No caso do Irã, Trump aplicou uma tática que vem caracterizando sua administração que significa tomar semi-medidas: não repudiou absolutamente o acordo nuclear com o regime dos aiatolás, mas tirou a garantia do cumprimento dos compromissos pactuados. Mas as mensagens simbólicas, que compõem em grande medida a diplomacia, podem ter consequências reais. A situação é de alto risco, em particular desde que o quase decretado fim da guerra civil na Síria permitiu que o Irã e a Rússia como aliada saíssem como um dos ganhadores, estendendo sua influência através do regime de Bashar al Assad.

A crise no Líbano, com a renúncia logo desmentida do primeiro-ministro Saad Harari que feria de morte o acordo confessional que pôs fim à guerra civil nesse país e que hoje estabelece um equilíbrio delicado de poder com o Hezbollah, prenuncia os contornos catastróficos que podem tomar este conflito. A ninguém escapa que por trás da jogada de Hariri está a monarquia saudita.

A terceira hipótese tem a ver com a situação do conflito palestino-israelense no novo contexto do Oriente Médio, determinado não apenas pela estratégia norteamericana mas também por uma mudança de paradigma na monarquia da Arábia Saudita desde que o príncipe herdeiro Mohammad bin Salman tomou as rédias do reino.

É sabido que Jared Kushner, genro e assessor de Trump, está negociando há quase 1 ano com os líderes amigos do Oriente Médio um novo “plano de paz” para o conflito palestino, e que encontrou um grande aliado no príncipe Salman, disposto a romper com a política exterior tradicional de seu país, que vinha sendo usar a causa palestina para encobrir sua aliança com os EUA e, indiretamente, sua tolerância com o colonialismo israelense.

Segundo alguns analistas, o príncipe Salman levou ao conhecimento do titular da Autoridade Nacional Palestina, Mahmud Abbas, os delineamentos deste novo plano que seria o mais favorável a Israel de todos apresentados até agora e liquidaria qualquer aparência de autodeterminação nacional palestina, consagrando o status de apartheid.

Ainda que a liderança nacional palestina há tempos já tenha vendido sua alma ao diabo norteamericano-israelense, e a política do Hamas não tenha sido uma saída progressiva, o povo palestino não renunciou a seu direito democrático elementar de autodeterminação nacional e segue enfrentando a colonização do Estado de Israel.
Esta decisão poderá desatar uma nova Intifada? Não se pode responder com certeza, mas vendo os antecedentes de provocações semelhantes, tem todo o potencial para fazê-lo.

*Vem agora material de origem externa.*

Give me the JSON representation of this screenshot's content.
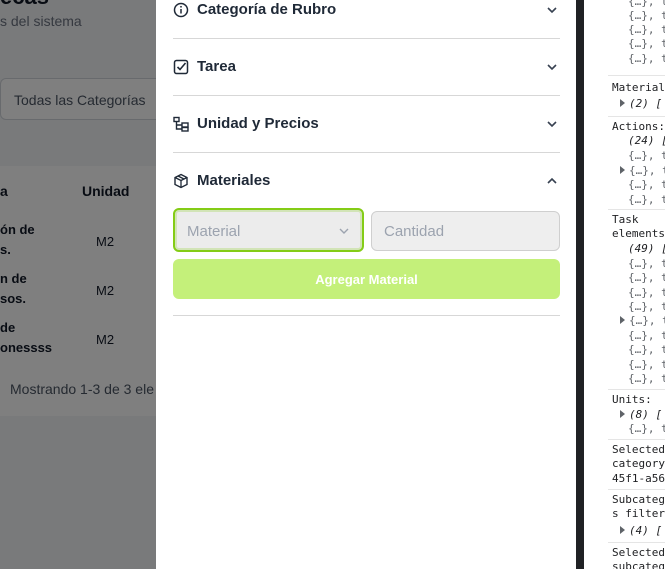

Segundo a lógica imperialista de Trump, reconhecer a ocupação do Estado de Israel e seu caráter exclusivamente judeu, simbolizada pelo reconhecimento de Jerusalém como sua capital, permitiria num programa máximo avançar na “solução de dois Estados” e em discurso, pela primeira vez Trump mostrou apoio a esse modelo.

O “modelo de dois Estados” tem sido um programa imperialista por décadas. E não há qualquer indicação de que Trump será mais capaz que seus antecessores para fazer com que a proposta se materialize.

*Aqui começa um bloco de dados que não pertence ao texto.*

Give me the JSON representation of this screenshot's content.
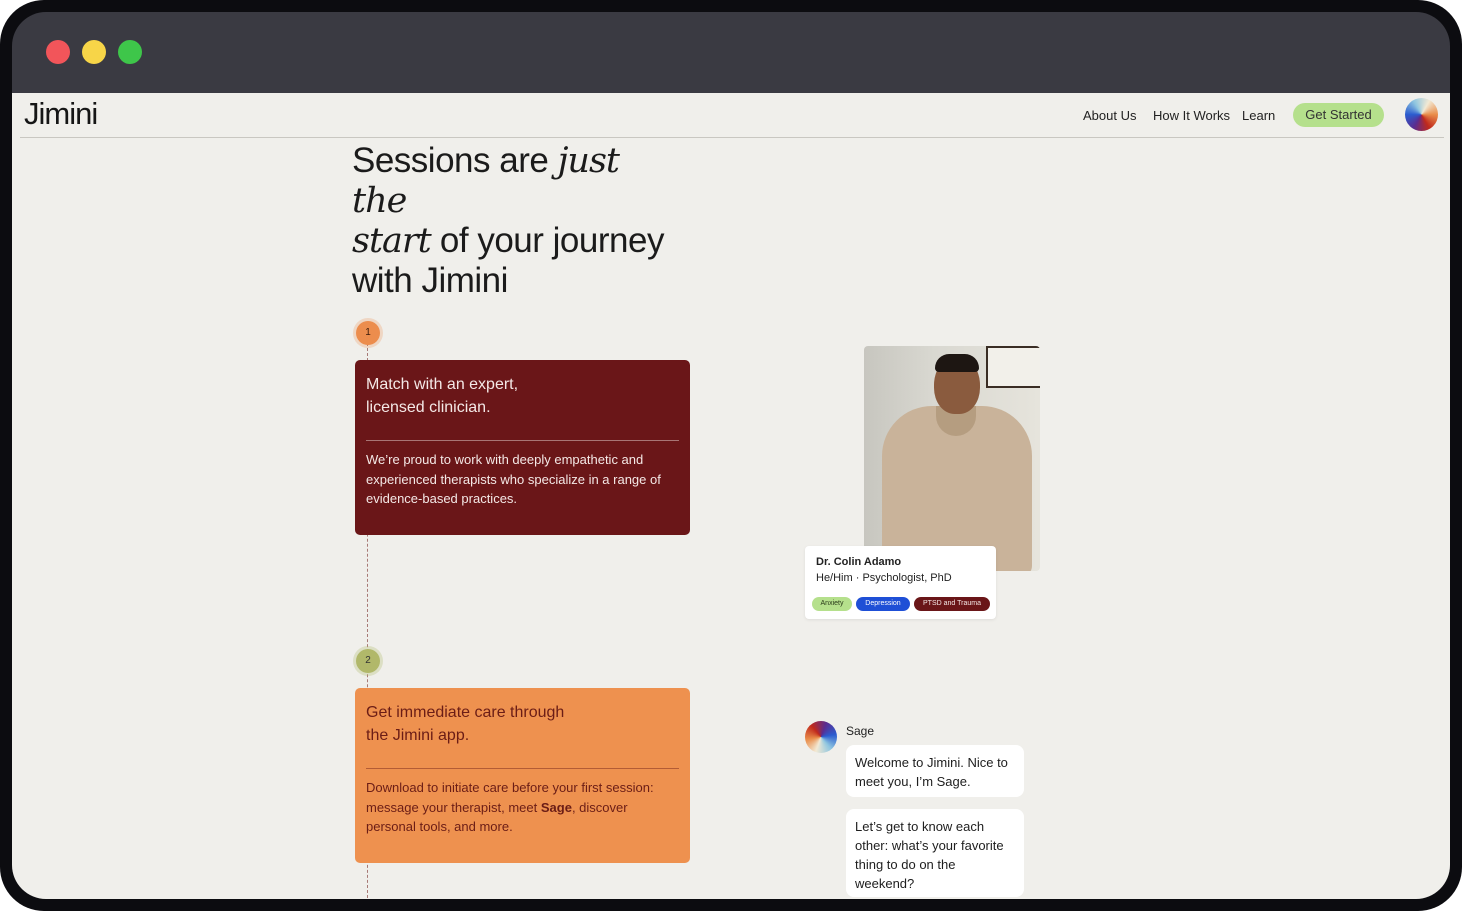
{
  "nav": {
    "logo": "Jimini",
    "links": [
      "About Us",
      "How It Works",
      "Learn"
    ],
    "cta": "Get Started",
    "avatar_icon": "gradient-orb-icon"
  },
  "hero": {
    "line1_a": "Sessions are ",
    "line1_b": "just the",
    "line2_a": "start",
    "line2_b": " of your journey",
    "line3": "with Jimini"
  },
  "steps": [
    {
      "number": "1",
      "title_line1": "Match with an expert,",
      "title_line2": "licensed clinician.",
      "body": "We’re proud to work with deeply empathetic and experienced therapists who specialize in a range of evidence-based practices."
    },
    {
      "number": "2",
      "title_line1": "Get immediate care through",
      "title_line2": "the Jimini app.",
      "body_a": "Download to initiate care before your first session: message your therapist, meet ",
      "body_bold": "Sage",
      "body_b": ", discover personal tools, and more."
    }
  ],
  "clinician": {
    "name": "Dr. Colin Adamo",
    "role": "He/Him · Psychologist, PhD",
    "tags": [
      "Anxiety",
      "Depression",
      "PTSD and Trauma"
    ],
    "tag_colors": [
      "#b5e08c",
      "#1e4fd6",
      "#6a1618"
    ]
  },
  "chat": {
    "sender": "Sage",
    "messages": [
      "Welcome to Jimini. Nice to meet you, I’m Sage.",
      "Let’s get to know each other: what’s your favorite thing to do on the weekend?"
    ]
  },
  "colors": {
    "page_bg": "#f0efeb",
    "card1_bg": "#6a1618",
    "card2_bg": "#ee914f",
    "cta_bg": "#b5e08c",
    "step1": "#ec8d4d",
    "step2": "#b1b86a"
  }
}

Pelo menos um suposto “processo de paz” poderia dar cobertura política à incipiente frente anti-iraniana em que está tanto Israel como Arábia Saudita

Por fora do reino das hipóteses, a realidade é que a política de Trump arrisca inflamar ainda mais a região. Isso já é percebido por seus aliados no ocidente e no mundo muçulmano, inclusive em setores do establishmentsionista. E faz tempo que o que ocorre no Oriente Médio repercute no Ocidente em forma de atentados brutais que, por sua vez alimentam o racismo e a xenofobia. O recrudescimento da opressão imperialista e colonial é a receita perfeita para o incêndio.